Overview

Lionel Paget Hedges (13 July 1900 – 12 January 1933) was an English amateur first-class cricketer whose feats as a schoolboy at Tonbridge School led him to be named, in 1919, as one of the Wisden Cricketers of the Year.[1]

Early life and education

Hedges was born at Streatham in London in 1900. He attended Tonbridge School in Kent where he was in the school cricket team from 1916 to 1919.[2] He was described as a “brilliant schoolboy batsman”, captaining the side during his final year.[2] Hedges was one of five public schoolboys selected as Wisden Cricketers of the Year in the 1919 edition in the absence of first-class cricket during the First World War after scoring 632 runs for Tonbridge in 1918.[3] He went on to an even better season in 1919, scoring a school record 1,038 runs, including scores of 193, 176 and 163.[2][3][4]

Cricket career

Hedges made his first-class debut for Kent County Cricket Club in July 1919 against Middlesex at Maidstone in the 1919 County Championship.[5] He went up to Trinity College, Oxford, later in the year and won a cricket Blue as a freshman in 1920, going on to play in three University matches and appear in 35 first-class matches for the University cricket team.[2][3][5]

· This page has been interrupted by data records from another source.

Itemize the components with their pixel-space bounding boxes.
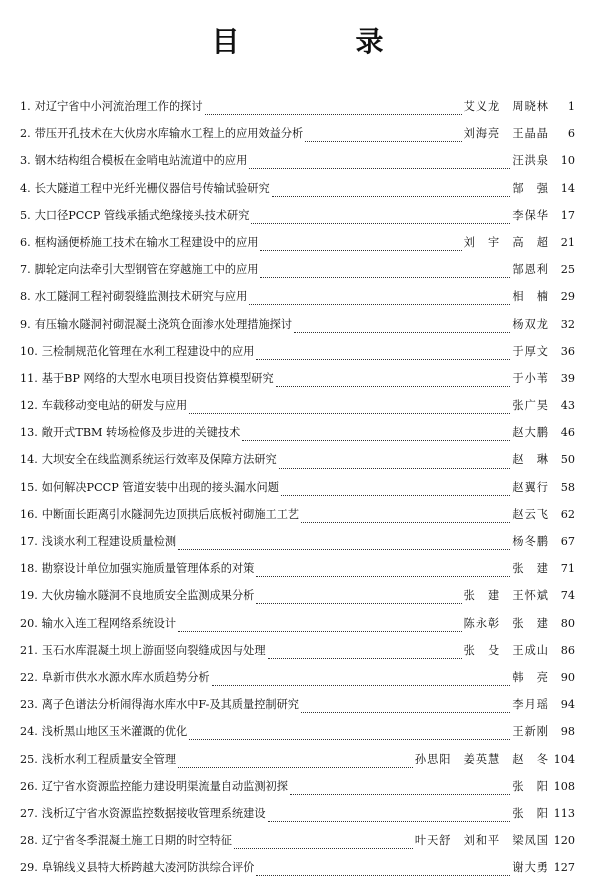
entry-page-number: 67 — [560, 535, 575, 548]
dot-leader — [189, 405, 510, 414]
toc-entry[interactable] — [20, 696, 575, 723]
entry-title: 车载移动变电站的研发与应用 — [41, 399, 188, 413]
entry-title: 勘察设计单位加强实施质量管理体系的对策 — [41, 562, 255, 576]
entry-title: 浅析黑山地区玉米灌溉的优化 — [41, 725, 188, 739]
entry-page-number: 21 — [560, 235, 575, 249]
entry-title: 大伙房输水隧洞不良地质安全监测成果分析 — [41, 589, 255, 603]
toc-entry[interactable] — [20, 207, 575, 234]
entry-number: 18. — [20, 562, 38, 576]
entry-authors: 张 建 王怀斌 — [463, 589, 549, 603]
dot-leader — [260, 269, 510, 278]
entry-title: 离子色谱法分析闹得海水库水中F-及其质量控制研究 — [41, 698, 299, 712]
entry-number: 8. — [20, 290, 31, 304]
entry-number: 28. — [20, 834, 38, 848]
entry-number: 26. — [20, 779, 38, 793]
toc-list — [20, 98, 575, 886]
dot-leader — [249, 160, 510, 169]
entry-page-number: 46 — [560, 426, 575, 440]
entry-number: 19. — [20, 589, 38, 603]
entry-authors: 王新刚 — [512, 725, 549, 739]
entry-title: 框构涵便桥施工技术在输水工程建设中的应用 — [34, 235, 259, 249]
entry-title: 有压输水隧洞衬砌混凝土浇筑仓面渗水处理措施探讨 — [34, 317, 293, 331]
entry-title: 输水入连工程网络系统设计 — [41, 616, 177, 630]
entry-number: 3. — [20, 154, 31, 168]
entry-number: 25. — [20, 752, 38, 766]
dot-leader — [294, 324, 510, 333]
entry-title: 对辽宁省中小河流治理工作的探讨 — [34, 100, 203, 113]
entry-number: 4. — [20, 181, 31, 195]
toc-entry[interactable] — [20, 343, 575, 370]
entry-page-number: 90 — [560, 670, 575, 684]
entry-number: 16. — [20, 507, 38, 521]
entry-title: 中断面长距离引水隧洞先边顶拱后底板衬砌施工工艺 — [41, 507, 300, 521]
dot-leader — [305, 133, 461, 142]
entry-title: 脚轮定向法牵引大型钢管在穿越施工中的应用 — [34, 263, 259, 277]
entry-authors: 相 楠 — [512, 290, 549, 304]
toc-entry[interactable] — [20, 832, 575, 859]
entry-authors: 张 殳 王成山 — [463, 643, 549, 657]
toc-entry[interactable] — [20, 560, 575, 587]
entry-number: 14. — [20, 453, 38, 467]
entry-authors: 刘 宇 高 超 — [463, 235, 549, 249]
entry-page-number: 62 — [560, 507, 575, 521]
entry-page-number: 108 — [553, 779, 575, 793]
entry-authors: 陈永彰 张 建 — [463, 616, 549, 630]
toc-entry[interactable] — [20, 615, 575, 642]
entry-authors: 李月瑶 — [512, 698, 549, 712]
entry-page-number: 43 — [560, 399, 575, 413]
dot-leader — [251, 215, 510, 224]
dot-leader — [256, 568, 510, 577]
toc-entry[interactable] — [20, 370, 575, 397]
entry-authors: 杨冬鹏 — [512, 535, 549, 548]
toc-entry[interactable] — [20, 98, 575, 125]
entry-authors: 汪洪泉 — [512, 154, 549, 168]
entry-page-number: 1 — [567, 100, 575, 113]
entry-number: 10. — [20, 344, 38, 358]
toc-entry[interactable] — [20, 261, 575, 288]
toc-entry[interactable] — [20, 152, 575, 179]
toc-entry[interactable] — [20, 751, 575, 778]
toc-entry[interactable] — [20, 533, 575, 560]
dot-leader — [301, 514, 510, 523]
entry-title: 大口径PCCP 管线承插式绝缘接头技术研究 — [34, 208, 250, 222]
entry-authors: 刘海亮 王晶晶 — [463, 127, 549, 141]
entry-page-number: 39 — [560, 371, 575, 385]
toc-entry[interactable] — [20, 642, 575, 669]
entry-authors: 郜恩利 — [512, 263, 549, 277]
dot-leader — [279, 460, 511, 469]
entry-title: 阜锦线义县特大桥跨越大凌河防洪综合评价 — [41, 861, 255, 875]
entry-title: 大坝安全在线监测系统运行效率及保障方法研究 — [41, 453, 277, 467]
entry-number: 17. — [20, 535, 38, 548]
entry-authors: 于厚文 — [512, 344, 549, 358]
entry-page-number: 29 — [560, 290, 575, 304]
entry-authors: 郜 强 — [512, 181, 549, 195]
dot-leader — [268, 813, 511, 822]
entry-number: 23. — [20, 698, 38, 712]
toc-entry[interactable] — [20, 288, 575, 315]
entry-authors: 于小苇 — [512, 371, 549, 385]
dot-leader — [256, 595, 461, 604]
entry-authors: 张 建 — [512, 562, 549, 576]
entry-number: 15. — [20, 480, 38, 494]
entry-page-number: 86 — [560, 643, 575, 657]
entry-number: 7. — [20, 263, 31, 277]
entry-authors: 李保华 — [512, 208, 549, 222]
dot-leader — [272, 188, 511, 197]
dot-leader — [242, 432, 510, 441]
dot-leader — [212, 677, 511, 686]
entry-title: 如何解决PCCP 管道安装中出现的接头漏水问题 — [41, 480, 279, 494]
entry-number: 12. — [20, 399, 38, 413]
dot-leader — [178, 759, 413, 768]
entry-page-number: 14 — [560, 181, 575, 195]
entry-title: 敞开式TBM 转场检修及步进的关键技术 — [41, 426, 241, 440]
dot-leader — [301, 704, 510, 713]
entry-title: 基于BP 网络的大型水电项目投资估算模型研究 — [41, 371, 274, 385]
toc-entry[interactable] — [20, 506, 575, 533]
entry-number: 13. — [20, 426, 38, 440]
entry-page-number: 113 — [553, 806, 575, 820]
entry-page-number: 74 — [560, 589, 575, 603]
page-title: 目 录 — [211, 25, 428, 58]
entry-page-number: 120 — [553, 834, 575, 848]
entry-page-number: 17 — [560, 208, 575, 222]
dot-leader — [256, 351, 510, 360]
toc-entry[interactable] — [20, 723, 575, 750]
entry-number: 21. — [20, 643, 38, 657]
entry-title: 钢木结构组合模板在金哨电站流道中的应用 — [34, 154, 248, 168]
entry-page-number: 127 — [553, 861, 575, 875]
dot-leader — [178, 541, 510, 550]
entry-number: 5. — [20, 208, 31, 222]
entry-authors: 赵大鹏 — [512, 426, 549, 440]
toc-entry[interactable] — [20, 778, 575, 805]
entry-number: 24. — [20, 725, 38, 739]
toc-entry[interactable] — [20, 669, 575, 696]
dot-leader — [290, 786, 510, 795]
entry-number: 29. — [20, 861, 38, 875]
entry-number: 22. — [20, 670, 38, 684]
entry-title: 辽宁省水资源监控能力建设明渠流量自动监测初探 — [41, 779, 288, 793]
entry-authors: 张 阳 — [512, 779, 549, 793]
dot-leader — [256, 867, 510, 876]
entry-number: 6. — [20, 235, 31, 249]
toc-entry[interactable] — [20, 234, 575, 261]
dot-leader — [234, 840, 413, 849]
entry-authors: 谢大勇 — [512, 861, 549, 875]
entry-number: 27. — [20, 806, 38, 820]
entry-authors: 赵云飞 — [512, 507, 549, 521]
entry-authors: 杨双龙 — [512, 317, 549, 331]
entry-title: 三检制规范化管理在水利工程建设中的应用 — [41, 344, 255, 358]
dot-leader — [276, 378, 511, 387]
toc-entry[interactable] — [20, 125, 575, 152]
dot-leader — [260, 242, 461, 251]
toc-entry[interactable] — [20, 479, 575, 506]
dot-leader — [189, 731, 510, 740]
entry-authors: 张 阳 — [512, 806, 549, 820]
entry-title: 浅谈水利工程建设质量检测 — [41, 535, 177, 548]
entry-number: 2. — [20, 127, 31, 141]
entry-authors: 孙思阳 姜英慧 赵 冬 — [414, 752, 549, 766]
entry-page-number: 10 — [560, 154, 575, 168]
entry-page-number: 25 — [560, 263, 575, 277]
entry-title: 浅析辽宁省水资源监控数据接收管理系统建设 — [41, 806, 266, 820]
toc-entry[interactable] — [20, 805, 575, 832]
entry-number: 1. — [20, 100, 31, 113]
entry-title: 浅析水利工程质量安全管理 — [41, 752, 177, 766]
entry-number: 9. — [20, 317, 31, 331]
entry-page-number: 98 — [560, 725, 575, 739]
toc-entry[interactable] — [20, 451, 575, 478]
entry-page-number: 104 — [553, 752, 575, 766]
entry-title: 辽宁省冬季混凝土施工日期的时空特征 — [41, 834, 232, 848]
entry-number: 11. — [20, 371, 38, 385]
entry-page-number: 6 — [567, 127, 575, 141]
entry-authors: 艾义龙 周晓林 — [463, 100, 549, 113]
entry-title: 带压开孔技术在大伙房水库输水工程上的应用效益分析 — [34, 127, 304, 141]
entry-authors: 赵 琳 — [512, 453, 549, 467]
toc-entry[interactable] — [20, 587, 575, 614]
entry-page-number: 94 — [560, 698, 575, 712]
entry-number: 20. — [20, 616, 38, 630]
dot-leader — [281, 487, 511, 496]
entry-authors: 赵翼行 — [512, 480, 549, 494]
entry-authors: 韩 亮 — [512, 670, 549, 684]
entry-page-number: 50 — [560, 453, 575, 467]
dot-leader — [205, 106, 462, 115]
entry-title: 玉石水库混凝土坝上游面竖向裂缝成因与处理 — [41, 643, 266, 657]
toc-entry[interactable] — [20, 859, 575, 886]
entry-page-number: 32 — [560, 317, 575, 331]
dot-leader — [249, 296, 510, 305]
entry-page-number: 36 — [560, 344, 575, 358]
toc-entry[interactable] — [20, 180, 575, 207]
toc-entry[interactable] — [20, 316, 575, 343]
entry-title: 阜新市供水水源水库水质趋势分析 — [41, 670, 210, 684]
toc-entry[interactable] — [20, 397, 575, 424]
dot-leader — [178, 623, 462, 632]
entry-authors: 张广昊 — [512, 399, 549, 413]
entry-authors: 叶天舒 刘和平 梁凤国 — [414, 834, 549, 848]
entry-title: 长大隧道工程中光纤光栅仪器信号传输试验研究 — [34, 181, 270, 195]
dot-leader — [268, 650, 462, 659]
entry-page-number: 71 — [560, 562, 575, 576]
toc-entry[interactable] — [20, 424, 575, 451]
entry-title: 水工隧洞工程衬砌裂缝监测技术研究与应用 — [34, 290, 248, 304]
entry-page-number: 58 — [560, 480, 575, 494]
entry-page-number: 80 — [560, 616, 575, 630]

He continued to play for Kent whilst at Oxford. His best season was in 1921 when he scored 1,138 runs, whilst his highest score, 130 against Yorkshire, came in 1920 at Maidstone.[2] He played 52 times for Kent between 1919 and 1924, making two centuries, before leaving the county to take up a post as a school teacher at Cheltenham College in Gloucestershire.[3] He was considered to be an exceptional fielder, generally at cover point, throughout his cricketing career, although his batting, at first-class level at least, declined.[2]

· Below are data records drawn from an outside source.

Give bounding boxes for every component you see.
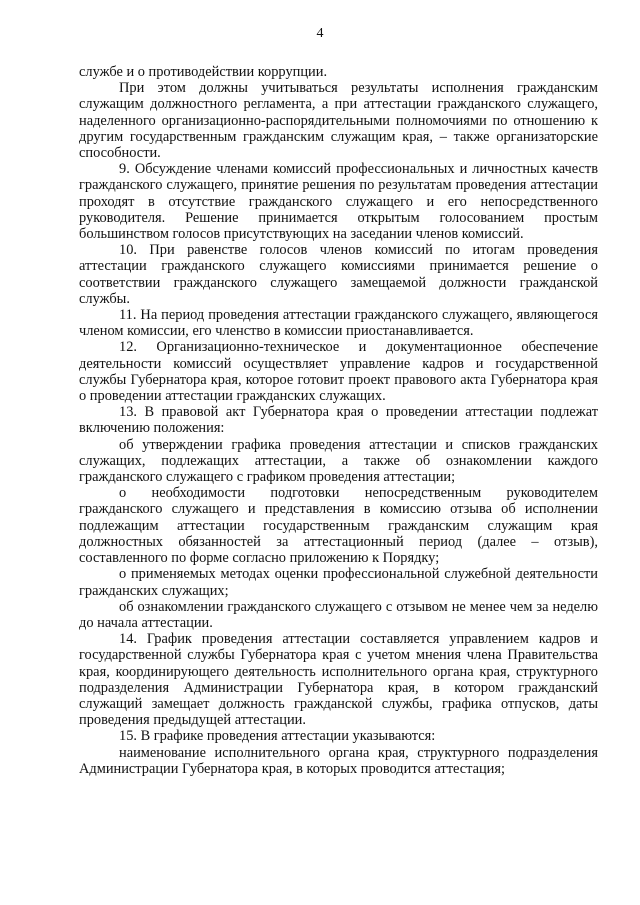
paragraph: 12. Организационно-техническое и документационное обеспечение деятельности комиссий осуществляет управление кадров и государственной службы Губернатора края, которое готовит проект правового акта Губернатора края о проведении аттестации гражданских служащих. bbox=[79, 339, 598, 405]
document-body bbox=[79, 64, 598, 777]
paragraph: 11. На период проведения аттестации гражданского служащего, являющегося членом комиссии, его членство в комиссии приостанавливается. bbox=[79, 307, 598, 340]
paragraph: 9. Обсуждение членами комиссий профессиональных и личностных качеств гражданского служащего, принятие решения по результатам проведения аттестации проходят в отсутствие гражданского служащего и его непосредственного руководителя. Решение принимается открытым голосованием простым большинством голосов присутствующих на заседании членов комиссий. bbox=[79, 161, 598, 243]
paragraph: об ознакомлении гражданского служащего с отзывом не менее чем за неделю до начала аттестации. bbox=[79, 598, 598, 631]
paragraph: службе и о противодействии коррупции. bbox=[79, 64, 328, 80]
paragraph: наименование исполнительного органа края, структурного подразделения Администрации Губернатора края, в которых проводится аттестация; bbox=[79, 744, 598, 777]
paragraph: 10. При равенстве голосов членов комиссий по итогам проведения аттестации гражданского служащего комиссиями принимается решение о соответствии гражданского служащего замещаемой должности гражданской службы. bbox=[79, 242, 598, 307]
paragraph: 13. В правовой акт Губернатора края о проведении аттестации подлежат включению положения: bbox=[79, 404, 598, 437]
paragraph: 15. В графике проведения аттестации указываются: bbox=[119, 728, 436, 745]
paragraph: 14. График проведения аттестации составляется управлением кадров и государственной службы Губернатора края с учетом мнения члена Правительства края, координирующего деятельность исполнительного органа края, структурного подразделения Администрации Губернатора края, в котором гражданский служащий замещает должность гражданской службы, графика отпусков, даты проведения предыдущей аттестации. bbox=[79, 631, 598, 729]
paragraph: При этом должны учитываться результаты исполнения гражданским служащим должностного регламента, а при аттестации гражданского служащего, наделенного организационно-распорядительными полномочиями по отношению к другим государственным гражданским служащим края, – также организаторские способности. bbox=[79, 80, 598, 162]
paragraph: о необходимости подготовки непосредственным руководителем гражданского служащего и представления в комиссию отзыва об исполнении подлежащим аттестации государственным гражданским служащим края должностных обязанностей за аттестационный период (далее – отзыв), составленного по форме согласно приложению к Порядку; bbox=[79, 485, 598, 567]
page-number: 4 bbox=[316, 26, 324, 41]
paragraph: о применяемых методах оценки профессиональной служебной деятельности гражданских служащих; bbox=[79, 566, 598, 599]
paragraph: об утверждении графика проведения аттестации и списков гражданских служащих, подлежащих аттестации, а также об ознакомлении каждого гражданского служащего с графиком проведения аттестации; bbox=[79, 436, 598, 486]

Hedges played only one first-class match in 1925 whist qualifying to play for Gloucestershire. He made his debut for his new county in 1926 and went on to play 30 times for them, most frequently at grounds in Cheltenham. He played for Cheltenham Cricket Club whilst a master at the college, scoring over 1,000 runs in 1925, his first with the club, and being elected captain ahead of the 1926 season.[6]

His final first-class match came in August 1929 and he gave up the Cheltenham captaincy at the end of the same season, playing less club cricket in 1930 and 1931 before appearing regularly again for Cheltenham in 1932.[5][6] He was expected to be awarded the captaincy again in 1933 but died before the start of the new season.[6][7]

Professional and private life

Hedges worked as a school master at Cheltenham College from the autumn of 1924 until his death. He was an “accomplished amateur stage actor” and well known for his “exceptional personality”.[8] In 1931 he acted in the film Tell England.

Hedges died in 1933 at Cheltenham at the age of 32 after contracting influenza.[2][4]